Melita levantó la cabeza y alcanzó a ver que Safo movía un pie.

—¡Resista, señora! ¡Ya tengo la vena! —dijo Niarco triunfante—. Por Hipócrates, qué difícil es coser esto.

—¡Hazlo de una vez, hombre! —gruñó Coeno.

—¡Una vuelta más! Una más. Ya está. Suelta ese cordón, despacio, una vuelta. Otra vuelta. Afrodita, no abandones a esta mujer. Artemis, mantente alejada, aún no tienes por qué arrebatarme a mi amada…

La voz de Niarco se fue apagando entre expresiones de cariño y comentarios.

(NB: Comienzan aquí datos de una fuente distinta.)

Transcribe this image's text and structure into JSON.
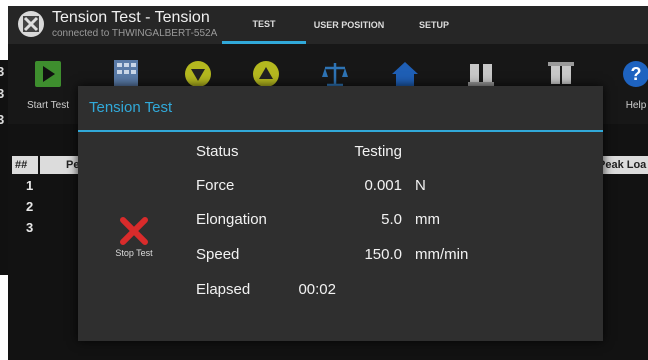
{
  "app": {
    "title": "Tension Test - Tension",
    "subtitle": "connected to THWINGALBERT-552A",
    "accent_color": "#31a9d9",
    "icon": "machine-logo-icon"
  },
  "tabs": [
    {
      "label": "TEST",
      "active": true
    },
    {
      "label": "USER POSITION",
      "active": false
    },
    {
      "label": "SETUP",
      "active": false
    }
  ],
  "toolbar": {
    "items": [
      {
        "icon": "play-icon",
        "label": "Start Test"
      },
      {
        "icon": "calculator-icon",
        "label": ""
      },
      {
        "icon": "arrow-down-circle-icon",
        "label": ""
      },
      {
        "icon": "arrow-up-circle-icon",
        "label": ""
      },
      {
        "icon": "scale-icon",
        "label": ""
      },
      {
        "icon": "home-icon",
        "label": ""
      },
      {
        "icon": "grips-open-icon",
        "label": ""
      },
      {
        "icon": "grips-closed-icon",
        "label": ""
      },
      {
        "icon": "help-icon",
        "label": "Help"
      }
    ]
  },
  "table": {
    "columns": [
      "##",
      "Pe",
      "Peak Loa"
    ],
    "rows": [
      "1",
      "2",
      "3"
    ]
  },
  "left_edge_fragments": [
    "3",
    "3",
    "3"
  ],
  "dialog": {
    "title": "Tension Test",
    "stop_button": {
      "icon": "stop-x-icon",
      "label": "Stop Test"
    },
    "fields": [
      {
        "label": "Status",
        "value": "Testing",
        "unit": ""
      },
      {
        "label": "Force",
        "value": "0.001",
        "unit": "N"
      },
      {
        "label": "Elongation",
        "value": "5.0",
        "unit": "mm"
      },
      {
        "label": "Speed",
        "value": "150.0",
        "unit": "mm/min"
      },
      {
        "label": "Elapsed",
        "value": "00:02",
        "unit": ""
      }
    ]
  }
}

—¿Y ahora qué? —preguntó Coeno.

—Ahora, a esperar —masculló Niarco.

Al día siguiente Safo seguía con vida. Melita también; de hecho, ya se sentía mejor. Se incorporó en el lecho, amamantó al bebé y observó a las esclavas y criadas que limpiaban la habitación con esmero. Una sirvienta se acercó a ver al bebé y la felicitó, embobada con el crío y proponiendo nombres.

Melita había esperado estar de mal humor, pues se estaba perdiendo la gran aventura de la reconquista del Tanais. Para entonces era posible que su hermano ya fuese el amo de Pantecapea.

Sin embargo, se encontró siendo la mar de feliz en su condición de madre con un hijo saludable y, dos días después, cuando Safo, pálida como la muerte por la pérdida de sangre, por fin abrió los ojos y los médicos declararon que iba a vivir, se puso aún más contenta.

Pasaron varios días en los que alimentaba constantemente a su hijo, vigilaba a las esclavas que lo cambiaban y recibía visitas regulares de un ridículamente incómodo Coeno, hasta que se enteró de toda la historia: el médico loco que sacó un puñal y fue detenido por el temerario coraje de Safo, que puso la mano y luego su cuerpo encima de Melita; el médico judío que plantó cara al asesino, muriendo en el intento aunque dejándolo escapar.

—Sófocles —dijo Melita, meneando la cabeza.

Coeno, sentado muy tieso a los pies de su cama, asintió gravemente.

—Es lo que sospecho. Y eso significa que sigue en Alejandría.

—¡Y le dejamos entrar! —dijo Melita—. ¿En calidad de médico?

Coeno negó con la cabeza.

—Ninguno de los otros médicos lo conocía. Quizás entrara con los esclavos, con los criados… no habíamos tomado ninguna precaución.